With profoundly ordinary sensations of curiosity and regret, I have flipped through the pages of that scrapbook and found that my album of memories, like its owner, has become a little quaint, irrelevant, and stiff with age. Richard saved a brochure called “Be the Guest of the West in “39,” which showed pictures of a golden-domed Temple of Music that was never built, and he clipped a photograph of Lou Gehrig, the Iron Horse of baseball, who was quitting the New York Yankees because of an inexplicable decline in strength. But Richard failed to document the collapse of the world: the half-million exhausted survivors of the Spanish Loyalist army fleeing into France; Italy helping itself to Albania; the Japanese making the most destructive air raid in history upon the Chinese city of Chungking. Treasure Island, alone, was the focus of his vision, his peephole to the world.

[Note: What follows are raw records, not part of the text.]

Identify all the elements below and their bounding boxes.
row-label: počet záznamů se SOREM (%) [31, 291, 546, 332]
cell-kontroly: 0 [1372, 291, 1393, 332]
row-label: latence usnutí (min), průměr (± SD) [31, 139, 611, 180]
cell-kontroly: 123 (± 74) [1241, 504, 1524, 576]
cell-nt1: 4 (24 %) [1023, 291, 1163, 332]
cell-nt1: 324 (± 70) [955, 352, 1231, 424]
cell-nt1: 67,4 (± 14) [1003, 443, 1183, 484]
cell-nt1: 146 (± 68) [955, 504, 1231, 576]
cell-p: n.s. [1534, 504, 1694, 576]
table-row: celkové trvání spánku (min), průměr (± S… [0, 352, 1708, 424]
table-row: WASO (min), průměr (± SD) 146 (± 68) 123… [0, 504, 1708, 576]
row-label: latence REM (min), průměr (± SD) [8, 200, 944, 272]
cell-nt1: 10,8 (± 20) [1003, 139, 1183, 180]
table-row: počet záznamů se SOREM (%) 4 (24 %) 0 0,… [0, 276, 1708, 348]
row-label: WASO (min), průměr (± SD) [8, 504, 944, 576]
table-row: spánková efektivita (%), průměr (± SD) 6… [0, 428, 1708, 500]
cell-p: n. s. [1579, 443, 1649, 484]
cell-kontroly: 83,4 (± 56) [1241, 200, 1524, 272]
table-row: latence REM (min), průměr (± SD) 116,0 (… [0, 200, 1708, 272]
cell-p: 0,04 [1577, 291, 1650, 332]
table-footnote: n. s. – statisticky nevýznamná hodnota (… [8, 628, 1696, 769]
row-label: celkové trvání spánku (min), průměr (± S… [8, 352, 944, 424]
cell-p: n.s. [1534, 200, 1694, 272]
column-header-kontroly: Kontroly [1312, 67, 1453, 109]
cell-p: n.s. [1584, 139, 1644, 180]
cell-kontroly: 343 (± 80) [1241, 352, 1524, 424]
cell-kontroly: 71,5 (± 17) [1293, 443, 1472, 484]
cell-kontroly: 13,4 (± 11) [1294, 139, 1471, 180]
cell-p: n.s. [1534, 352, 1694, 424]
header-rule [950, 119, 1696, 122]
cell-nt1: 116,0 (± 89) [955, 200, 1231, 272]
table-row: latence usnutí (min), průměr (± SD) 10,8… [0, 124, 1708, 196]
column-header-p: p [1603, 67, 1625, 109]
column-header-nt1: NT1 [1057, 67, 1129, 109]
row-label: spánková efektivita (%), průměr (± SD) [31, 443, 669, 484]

As opening day approached, the press agents tormented us with previews of coming attractions. A young woman in shorts and boots and a skull-and-crossbones hat prowled the country, posing for pictures at horse shows and apple festivals. (All of this somehow related to the piratical traditions of Treasure Island, and newspaper editors loved those bare legs.) Towns around the bay decreed a week of fiesta. Teachers and clerks were wearing sidearms and sombreros, and the playground supervisors at our school had to confiscate an unusual number of cap pistols. I was apprehensive that my father would be lynched—or, at best, imprisoned and fined—for refusing to grow a beard. My father was himself an advertising man—he made up singing commercials in the shower—and he was not easily moved by other people’s ad campaigns. He declared that the opening day of the fair would be some kind of mess. The newspapers were reporting, with shameless exaggeration, that hundreds of thousands of exposition-crazed revelers were preparing to storm the gates. We would wait a day or so, my father said, until the crowds thinned out.